VonDielingen shows drive to get back on the diamond


Before the Seymour baseball team was getting ready to play Bedford North Lawrence on April 17, senior Jack VonDielingen felt a pop in his knee.

Seymour athletic trainer Kyle Coates was able to pop it back into place, and VonDielingen played in the game, drawing a walk and scoring a run.

But the next day, Seymour was home to Madison, and VonDielingen again felt his knee pop. This time, Coates couldn’t get it back into place, and VonDielingen missed the game and had to go to the hospital.

It was discovered he had a torn meniscus and that it was misplaced. The uncertainty of if VonDielingen would be able to finish out his senior campaign came to the forefront of his mind.

“When it happened and he put it back in place, I thought it was fine, but second time when he wasn’t able to get it back in place, I thought it was probably going to be an issue,” he said.

The doctors were able to get the meniscus back in place after a couple of days without surgery, and about a week after that, VonDielingen returned to practice.

He did a lot of single-leg drills, such as balancing on one leg while catching a ball or doing one-legged squats. He was eager to come back, but head coach Jeremy Richey had to pump the brakes.

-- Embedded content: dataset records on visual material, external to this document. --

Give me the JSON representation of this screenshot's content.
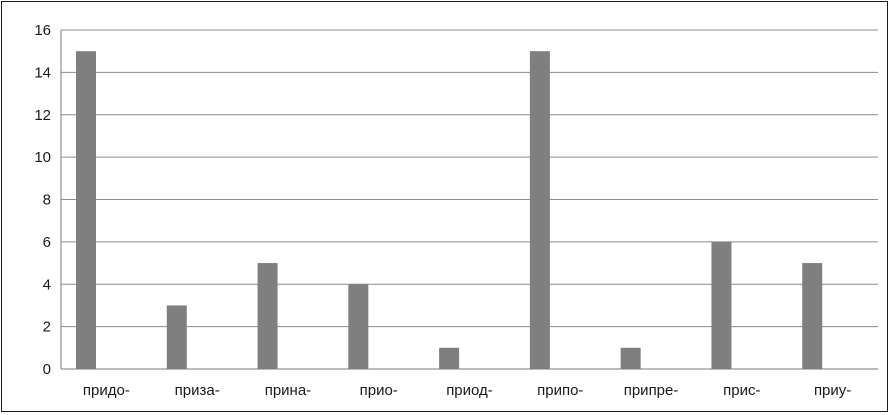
{
  "chart_data": {
    "type": "bar",
    "title": "",
    "xlabel": "",
    "ylabel": "",
    "categories": [
      "придо-",
      "приза-",
      "прина-",
      "прио-",
      "приод-",
      "припо-",
      "припре-",
      "прис-",
      "приу-"
    ],
    "values": [
      15,
      3,
      5,
      4,
      1,
      15,
      1,
      6,
      5
    ],
    "ylim": [
      0,
      16
    ],
    "yticks": [
      0,
      2,
      4,
      6,
      8,
      10,
      12,
      14,
      16
    ],
    "grid": true,
    "legend": "none",
    "bar_color": "#7f7f7f"
  }
}
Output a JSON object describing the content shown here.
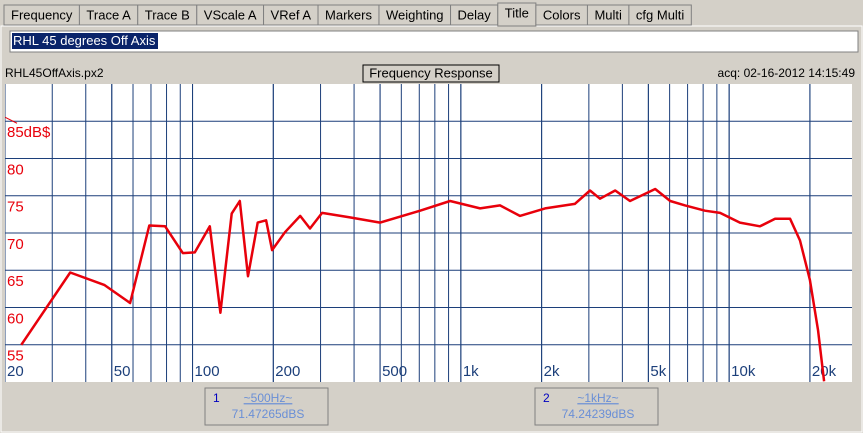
{
  "tabs": [
    "Frequency",
    "Trace A",
    "Trace B",
    "VScale A",
    "VRef A",
    "Markers",
    "Weighting",
    "Delay",
    "Title",
    "Colors",
    "Multi",
    "cfg Multi"
  ],
  "selected_tab": 8,
  "title_input": "RHL 45 degrees Off Axis",
  "file_name": "RHL45OffAxis.px2",
  "acquired": "acq: 02-16-2012 14:15:49",
  "chart_data": {
    "type": "line",
    "title": "Frequency Response",
    "x": [
      23,
      35,
      47,
      58.5,
      69,
      79,
      92,
      102,
      116,
      127,
      140,
      150,
      161,
      175,
      188,
      198,
      221,
      252,
      274,
      304,
      386,
      500,
      705,
      912,
      1180,
      1400,
      1660,
      2060,
      2660,
      3030,
      3300,
      3760,
      4270,
      5300,
      6030,
      6850,
      8130,
      9250,
      10970,
      13030,
      14830,
      16870,
      18370,
      20000,
      21430,
      22580
    ],
    "series": [
      {
        "color": "#e8000b",
        "values": [
          55,
          64.7,
          63,
          60.6,
          71,
          70.9,
          67.3,
          67.4,
          70.9,
          59.3,
          72.6,
          74.3,
          64.2,
          71.4,
          71.7,
          67.7,
          70.1,
          72.3,
          70.6,
          72.7,
          72.1,
          71.4,
          73,
          74.3,
          73.3,
          73.7,
          72.3,
          73.3,
          73.9,
          75.7,
          74.6,
          75.7,
          74.3,
          75.9,
          74.3,
          73.7,
          73,
          72.7,
          71.4,
          70.9,
          71.9,
          71.9,
          69,
          63.7,
          57,
          50.1
        ]
      }
    ],
    "xlim": [
      20,
      28700
    ],
    "ylim": [
      50,
      90
    ],
    "log_x": true,
    "grid": true,
    "xticks": [
      20,
      50,
      100,
      200,
      500,
      {
        "value": 1000,
        "label": "1k"
      },
      {
        "value": 2000,
        "label": "2k"
      },
      {
        "value": 5000,
        "label": "5k"
      },
      {
        "value": 10000,
        "label": "10k"
      },
      {
        "value": 20000,
        "label": "20k"
      }
    ],
    "yticks": [
      55,
      60,
      65,
      70,
      75,
      80,
      {
        "value": 85,
        "label": "85dB$"
      }
    ]
  },
  "markers": [
    {
      "number": 1,
      "frequency": "~500Hz~",
      "level": "71.47265dBS"
    },
    {
      "number": 2,
      "frequency": "~1kHz~",
      "level": "74.24239dBS"
    }
  ]
}
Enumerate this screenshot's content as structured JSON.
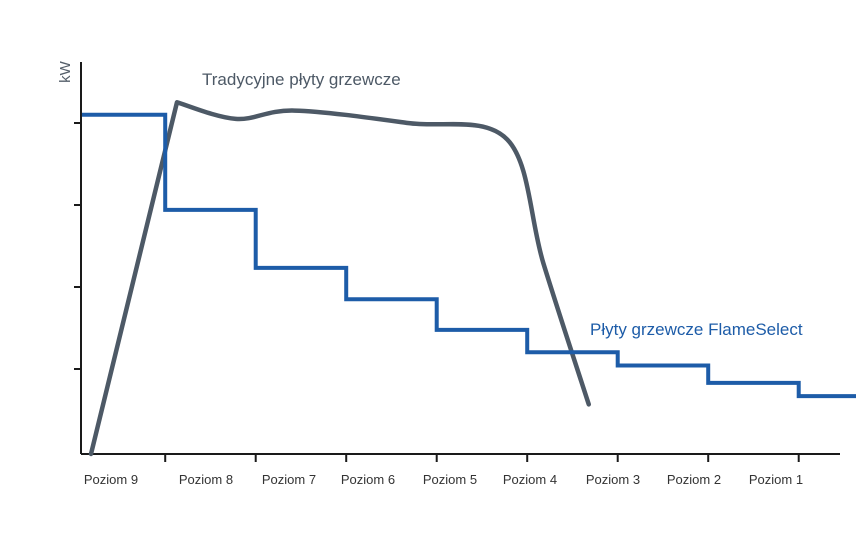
{
  "chart_data": {
    "type": "line",
    "title": "",
    "xlabel": "",
    "ylabel": "kW",
    "categories": [
      "Poziom 9",
      "Poziom 8",
      "Poziom 7",
      "Poziom 6",
      "Poziom 5",
      "Poziom 4",
      "Poziom 3",
      "Poziom 2",
      "Poziom 1"
    ],
    "ylim": [
      0,
      4.2
    ],
    "grid": false,
    "series": [
      {
        "name": "Tradycyjne płyty grzewcze",
        "style": "smooth",
        "color": "#4d5966",
        "points": [
          [
            0.0,
            0.0
          ],
          [
            0.95,
            4.25
          ],
          [
            1.6,
            4.05
          ],
          [
            2.25,
            4.15
          ],
          [
            3.5,
            4.0
          ],
          [
            4.6,
            3.8
          ],
          [
            5.0,
            2.3
          ],
          [
            5.5,
            0.6
          ]
        ]
      },
      {
        "name": "Płyty grzewcze FlameSelect",
        "style": "step",
        "color": "#1d5ca8",
        "levels": [
          4.1,
          2.95,
          2.25,
          1.87,
          1.5,
          1.23,
          1.07,
          0.86,
          0.7,
          0.0
        ],
        "x_start": -0.1,
        "x_end": 9.0
      }
    ],
    "colors": {
      "axis": "#1a1a1a",
      "text": "#333333"
    }
  }
}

“The thing about Jack is I had to tell him no the week before (he came back),” Richey said. “He wanted to come back, and we wanted to make sure the time was right and that he was healthy because we knew Jack would be a big part of this season. He had a great start to the season before the injury happened.”

In the meantime, the Owls continued to have success as a team, which speaks to the multiple options up and down the roster.

“That’s another thing about this group,” Richey said. “We’ve dealt with Brady (Harpe) being hurt, Jack being hurt, we’ve dealt with struggles, but our depth has helped us.”

VonDielingen returned to the lineup the week of the Hoosier Hills Conference tournament. After Seymour had beaten Bedford 7-6, the Owls had one game sandwiched between the first and second round against Scottsburg at home on May 9, and that’s when VonDielingen played.

Later that week, Seymour beat New Albany 5-4 in the semis and then defeated Floyd Central 3-2 in 12 innings to win the program’s first HHC title since joining the conference in 1991.

VonDielingen was happy he was able to be back on the field and a part of that moment with the team.

“It means everything,” he said. “All glory to God, lets us come out here and play the game we love. I love these guys. We’ve been playing together since we were 6, so it just means everything.”

VonDielingen had two hits in that game against the Highlanders, and one big one, too, in the bottom of the seventh to keep the inning alive, which allowed Seymour to eventually tie the game at 2 and head to extras.

“To get the couple big hits he got with a knee that still isn’t fully healthy, and we had to take him out to pinch run a couple times, which we usually don’t do with Jack,” Richey said. “But he’s over there still being a leader when he’s not playing anymore.”

VonDielingen might elect to get surgery over the summer, but as of right now, he said he is feeling pretty good.

“I feel fine,” he said. “I’ve got a brace on under the pants, and I feel great.”

After beating Floyd Central for the HHC title, the Owls won their last five regular season games and currently have a nine-game winning streak heading into sectional play.

Seymour is 23-4 on the season, which is the most wins since 1991. As special as the HHC title was, VonDielingen knows it’s not the only piece of hardware the team wants this season.

“We’re definitely not finished,” VonDielingen said. “It was a huge mark for us to hit, but we’ve still got a job to do at sectional.”

The Owls open sectional play tomorrow against Jeffersonville at 1 p.m. at New Albany High School.

Whatever happens, VonDielingen just wanted to make sure he was out there alongside his teammates in his final baseball season at Seymour.

“Jack is a baseball player. Some college is going to be very happy to get Jack VonDielingen because he shows up every day and that kid competes his butt off to be a better player,” Richey said. “Like I said, it’s a special kid, and someone is going to get a really good baseball player and even better human being in Jack VonDielingen.”